The volcano's eruption in 1985 killed more than 25,000 people in
Colombia's biggest-ever natural disaster, with avalanches of
earth and rock fragments burying entire settlements.
The government has raised the volcano's alert level to orange,
following a surge in seismic activity that suggests a heightened
chance of an eruption in the coming days or weeks, and begun
some preventative evacuations.
President Gustavo Petro has asked for evacuations to move more
quickly and disaster officials have said livestock - critical to
many livelihoods in the rural area - may be moved as well, or
farmers will be allowed to return during the day to care for
them.
But some residents, including families who survived the
devastating 1985 eruption by the Nevado del Ruiz, which
straddles the border between Tolima and Caldas provinces, say
they will not go.
"It doesn't scare me because it already exploded," said Evelio
Ortiz, a potato farmer who survived the 1985 eruption with his
wife and five children. "What was going to erode eroded."

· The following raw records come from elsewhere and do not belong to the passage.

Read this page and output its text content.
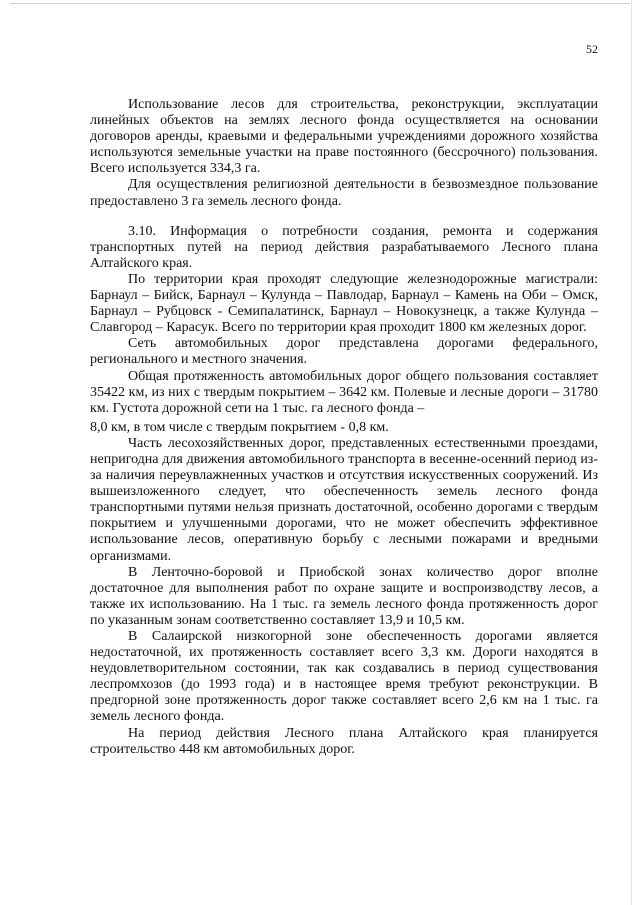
52

Использование лесов для строительства, реконструкции, эксплуатации линейных объектов на землях лесного фонда осуществляется на основании договоров аренды, краевыми и федеральными учреждениями дорожного хозяйства используются земельные участки на праве постоянного (бессрочного) пользования. Всего используется 334,3 га.

Для осуществления религиозной деятельности в безвозмездное пользование предоставлено 3 га земель лесного фонда.

3.10. Информация о потребности создания, ремонта и содержания транспортных путей на период действия разрабатываемого Лесного плана Алтайского края.

По территории края проходят следующие железнодорожные магистрали: Барнаул – Бийск, Барнаул – Кулунда – Павлодар, Барнаул – Камень на Оби – Омск, Барнаул – Рубцовск - Семипалатинск, Барнаул – Новокузнецк, а также Кулунда – Славгород – Карасук. Всего по территории края проходит 1800 км железных дорог.

Сеть автомобильных дорог представлена дорогами федерального, регионального и местного значения.

Общая протяженность автомобильных дорог общего пользования составляет 35422 км, из них с твердым покрытием – 3642 км. Полевые и лесные дороги – 31780 км. Густота дорожной сети на 1 тыс. га лесного фонда –

8,0 км, в том числе с твердым покрытием - 0,8 км.

Часть лесохозяйственных дорог, представленных естественными проездами, непригодна для движения автомобильного транспорта в весенне-осенний период из-за наличия переувлажненных участков и отсутствия искусственных сооружений. Из вышеизложенного следует, что обеспеченность земель лесного фонда транспортными путями нельзя признать достаточной, особенно дорогами с твердым покрытием и улучшенными дорогами, что не может обеспечить эффективное использование лесов, оперативную борьбу с лесными пожарами и вредными организмами.

В Ленточно-боровой и Приобской зонах количество дорог вполне достаточное для выполнения работ по охране защите и воспроизводству лесов, а также их использованию. На 1 тыс. га земель лесного фонда протяженность дорог по указанным зонам соответственно составляет 13,9 и 10,5 км.

В Салаирской низкогорной зоне обеспеченность дорогами является недостаточной, их протяженность составляет всего 3,3 км. Дороги находятся в неудовлетворительном состоянии, так как создавались в период существования леспромхозов (до 1993 года) и в настоящее время требуют реконструкции. В предгорной зоне протяженность дорог также составляет всего 2,6 км на 1 тыс. га земель лесного фонда.

На период действия Лесного плана Алтайского края планируется строительство 448 км автомобильных дорог.
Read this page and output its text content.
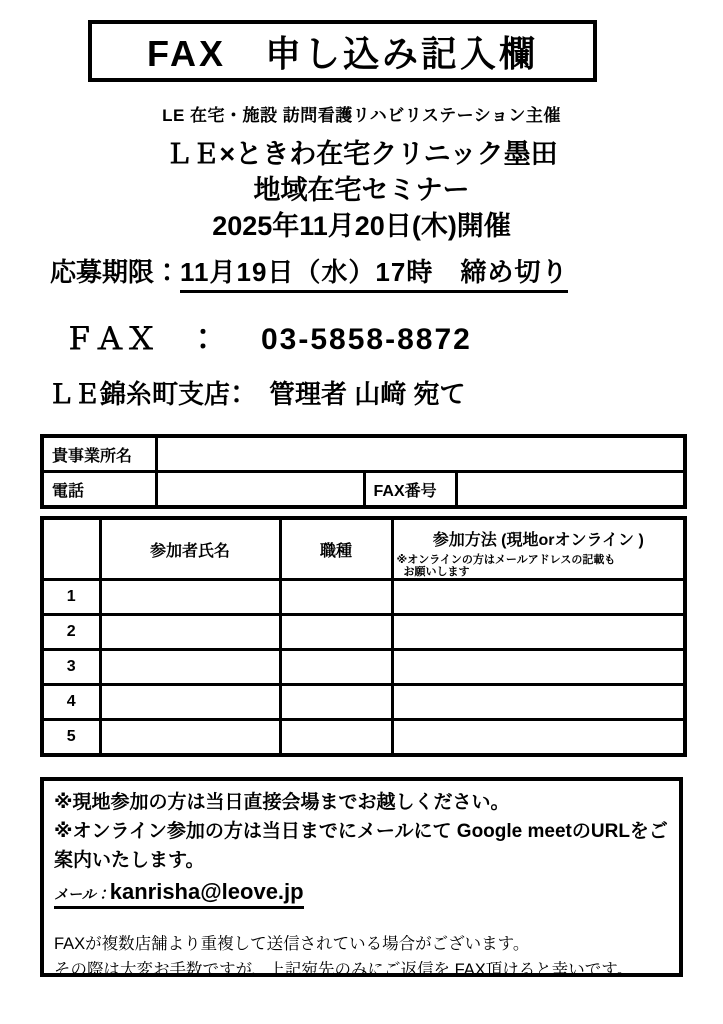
FAX　申し込み記入欄
LE 在宅・施設 訪問看護リハビリステーション主催
ＬＥ×ときわ在宅クリニック墨田
地域在宅セミナー
2025年11月20日(木)開催
応募期限：11月19日（水）17時　締め切り
ＦＡＸ　： 03-5858-8872
ＬＥ錦糸町支店：　管理者 山﨑 宛て
貴事業所名			
電話		FAX番号	
	参加者氏名	職種	参加方法 (現地orオンライン )
※オンラインの方はメールアドレスの記載も
お願いします

1			
2			
3			
4			
5			
※現地参加の方は当日直接会場までお越しください。
※オンライン参加の方は当日までにメールにて Google meetのURLをご案内いたします。
メール：kanrisha@leove.jp
FAXが複数店舗より重複して送信されている場合がございます。
その際は大変お手数ですが、上記宛先のみにご返信を FAX頂けると幸いです。
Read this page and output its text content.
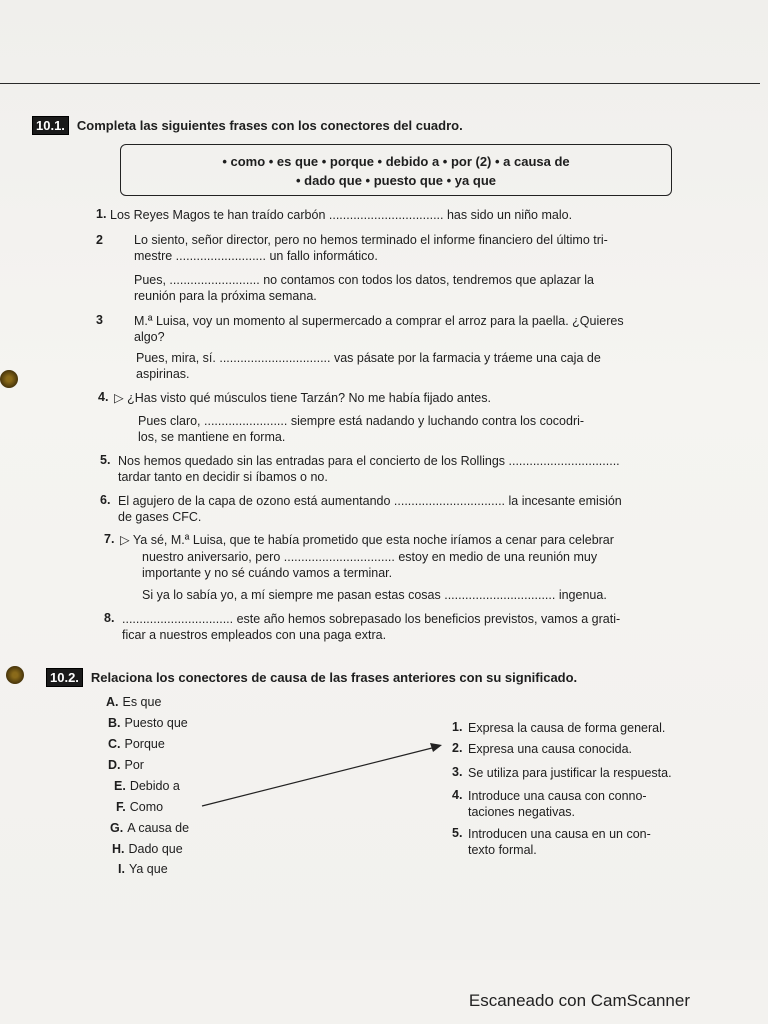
10.1. Completa las siguientes frases con los conectores del cuadro.
• como • es que • porque • debido a • por (2) • a causa de
• dado que • puesto que • ya que
1. Los Reyes Magos te han traído carbón ................................. has sido un niño malo.
2 Lo siento, señor director, pero no hemos terminado el informe financiero del último tri-
mestre .......................... un fallo informático.
Pues, .......................... no contamos con todos los datos, tendremos que aplazar la
reunión para la próxima semana.
3 M.ª Luisa, voy un momento al supermercado a comprar el arroz para la paella. ¿Quieres
algo?
Pues, mira, sí. ................................ vas pásate por la farmacia y tráeme una caja de
aspirinas.
4. ▷ ¿Has visto qué músculos tiene Tarzán? No me había fijado antes.
Pues claro, ........................ siempre está nadando y luchando contra los cocodri-
los, se mantiene en forma.
5. Nos hemos quedado sin las entradas para el concierto de los Rollings ................................
tardar tanto en decidir si íbamos o no.
6. El agujero de la capa de ozono está aumentando ................................ la incesante emisión
de gases CFC.
7. ▷ Ya sé, M.ª Luisa, que te había prometido que esta noche iríamos a cenar para celebrar
nuestro aniversario, pero ................................ estoy en medio de una reunión muy
importante y no sé cuándo vamos a terminar.
Si ya lo sabía yo, a mí siempre me pasan estas cosas ................................ ingenua.
8. ................................ este año hemos sobrepasado los beneficios previstos, vamos a grati-
ficar a nuestros empleados con una paga extra.
10.2. Relaciona los conectores de causa de las frases anteriores con su significado.
A. Es que
B. Puesto que
C. Porque
D. Por
E. Debido a
F. Como
G. A causa de
H. Dado que
I. Ya que
1. Expresa la causa de forma general.
2. Expresa una causa conocida.
3. Se utiliza para justificar la respuesta.
4. Introduce una causa con conno-
taciones negativas.
5. Introducen una causa en un con-
texto formal.
Escaneado con CamScanner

Some 57,000 people live in the volcano's hazard zone, which is
spread across parts of six provinces, according to the national
disaster management agency.
The preventative evacuations are necessary because poor
communication infrastructure may make it difficult to contact
those living closest to the volcano in the event of an imminent
eruption, authorities have said.
The 1985 tragedy is the fourth-deadliest volcanic eruption in
human history, according to the Smithsonian Institution.
The Nevado del Ruiz is a stratovolcano or composite volcano.